Nathwani Rahul A, Pais Shireen, Reynolds Telfer B, Kaplowitz Neil
Division of Gastrointestinal and Liver Diseases, Department of Medicine, Keck School of Medicine of the University of Southern California, Los Angeles 90033, USA.
Hepatology. 2005 Feb;41(2):380-2. doi: 10.1002/hep.20548.

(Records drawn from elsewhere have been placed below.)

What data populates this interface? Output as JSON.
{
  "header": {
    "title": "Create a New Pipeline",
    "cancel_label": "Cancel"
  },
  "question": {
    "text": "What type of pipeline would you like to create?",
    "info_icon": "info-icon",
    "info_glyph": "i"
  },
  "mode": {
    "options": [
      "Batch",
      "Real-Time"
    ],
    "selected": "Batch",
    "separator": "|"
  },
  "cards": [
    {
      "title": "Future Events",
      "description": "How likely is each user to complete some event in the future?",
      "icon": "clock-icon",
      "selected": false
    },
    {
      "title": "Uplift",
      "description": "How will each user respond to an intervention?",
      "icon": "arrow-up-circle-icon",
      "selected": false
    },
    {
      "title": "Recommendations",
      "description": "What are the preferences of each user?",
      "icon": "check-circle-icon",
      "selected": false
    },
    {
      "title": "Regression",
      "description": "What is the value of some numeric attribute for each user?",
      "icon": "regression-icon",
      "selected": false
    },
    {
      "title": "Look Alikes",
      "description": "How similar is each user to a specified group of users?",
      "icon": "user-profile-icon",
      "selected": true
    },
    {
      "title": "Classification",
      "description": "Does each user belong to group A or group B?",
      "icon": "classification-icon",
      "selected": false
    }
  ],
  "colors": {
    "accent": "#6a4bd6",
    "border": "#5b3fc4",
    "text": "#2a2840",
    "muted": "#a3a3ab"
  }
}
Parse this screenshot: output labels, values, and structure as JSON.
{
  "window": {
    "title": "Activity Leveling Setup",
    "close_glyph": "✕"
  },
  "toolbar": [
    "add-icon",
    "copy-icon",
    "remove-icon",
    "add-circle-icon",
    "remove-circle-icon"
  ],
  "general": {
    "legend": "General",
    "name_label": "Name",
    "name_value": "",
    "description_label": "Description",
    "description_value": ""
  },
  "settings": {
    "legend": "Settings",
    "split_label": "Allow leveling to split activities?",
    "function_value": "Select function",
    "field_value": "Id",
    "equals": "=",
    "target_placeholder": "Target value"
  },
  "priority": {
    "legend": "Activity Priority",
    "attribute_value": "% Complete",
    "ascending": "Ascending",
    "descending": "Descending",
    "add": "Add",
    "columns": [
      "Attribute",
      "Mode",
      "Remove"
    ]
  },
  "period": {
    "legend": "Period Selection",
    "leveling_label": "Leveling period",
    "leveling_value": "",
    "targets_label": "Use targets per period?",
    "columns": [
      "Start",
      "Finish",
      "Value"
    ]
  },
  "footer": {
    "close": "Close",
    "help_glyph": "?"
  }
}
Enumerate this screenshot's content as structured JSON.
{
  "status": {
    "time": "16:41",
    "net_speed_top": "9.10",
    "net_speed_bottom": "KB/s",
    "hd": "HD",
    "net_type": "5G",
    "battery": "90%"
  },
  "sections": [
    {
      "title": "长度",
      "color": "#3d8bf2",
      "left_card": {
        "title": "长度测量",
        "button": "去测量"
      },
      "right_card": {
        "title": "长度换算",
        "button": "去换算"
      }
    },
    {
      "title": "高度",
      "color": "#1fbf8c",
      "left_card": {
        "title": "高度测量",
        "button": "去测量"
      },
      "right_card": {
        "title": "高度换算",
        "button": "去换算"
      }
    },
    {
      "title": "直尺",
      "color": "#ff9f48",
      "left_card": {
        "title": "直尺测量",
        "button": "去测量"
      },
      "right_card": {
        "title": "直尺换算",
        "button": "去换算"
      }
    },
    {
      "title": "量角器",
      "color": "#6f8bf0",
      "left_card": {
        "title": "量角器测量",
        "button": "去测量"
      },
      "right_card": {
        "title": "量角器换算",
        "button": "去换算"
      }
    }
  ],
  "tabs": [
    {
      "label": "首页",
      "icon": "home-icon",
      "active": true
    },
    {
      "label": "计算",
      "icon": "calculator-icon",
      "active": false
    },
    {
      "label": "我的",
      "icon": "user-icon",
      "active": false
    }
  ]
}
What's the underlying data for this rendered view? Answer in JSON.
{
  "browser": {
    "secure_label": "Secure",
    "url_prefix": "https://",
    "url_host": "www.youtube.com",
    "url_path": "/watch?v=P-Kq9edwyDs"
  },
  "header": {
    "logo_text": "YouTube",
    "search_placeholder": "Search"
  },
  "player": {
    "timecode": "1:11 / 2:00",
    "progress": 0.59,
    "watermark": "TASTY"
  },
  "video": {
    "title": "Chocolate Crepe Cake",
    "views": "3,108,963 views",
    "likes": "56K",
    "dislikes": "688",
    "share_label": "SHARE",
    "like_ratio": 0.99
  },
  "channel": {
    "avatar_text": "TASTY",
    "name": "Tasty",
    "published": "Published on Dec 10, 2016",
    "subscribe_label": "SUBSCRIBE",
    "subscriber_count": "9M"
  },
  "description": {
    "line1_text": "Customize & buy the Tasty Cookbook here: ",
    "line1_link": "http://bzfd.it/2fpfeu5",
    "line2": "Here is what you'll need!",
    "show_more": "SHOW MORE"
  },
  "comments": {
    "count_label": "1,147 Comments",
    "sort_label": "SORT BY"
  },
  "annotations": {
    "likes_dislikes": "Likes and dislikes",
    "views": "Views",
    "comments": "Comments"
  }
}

Although elevation of the levels of serum alanine aminotransferase (ALT) following liver injury is well known, confusion exists concerning skeletal muscle injury as the cause of this rise. We reviewed the records of 16 patients who had muscle necrosis without evidence of liver disease. The patients were divided into three groups: extreme exercise, polymyositis, and seizures. All patients exhibited markedly elevated creatine kinase and lactate dehydrogenase levels consistent with muscle injury. In acute cases, aspartate aminotransferase (AST) and ALT were both elevated, and the AST/ALT ratio was greater than 3, but this ratio approached 1 after a few days because of a faster decline in AST. In conclusion, this difference in half-life accounts for the comparable AST and ALT levels in our cases with chronic muscle injury.
虽然肝损伤后血清丙氨酸氨基转移酶(ALT)水平升高众所周知,但对于骨骼肌损伤作为这种升高的原因仍存在混淆。我们回顾了16例无肝病证据的肌肉坏死患者的记录。患者分为三组:剧烈运动、多发性肌炎和癫痫发作。所有患者肌酸激酶和乳酸脱氢酶水平均显著升高,与肌肉损伤一致。在急性病例中,天冬氨酸氨基转移酶(AST)和ALT均升高,且AST/ALT比值大于3,但几天后该比值接近1,因为AST下降更快。总之,半衰期的这种差异解释了我们慢性肌肉损伤病例中AST和ALT水平相当的原因。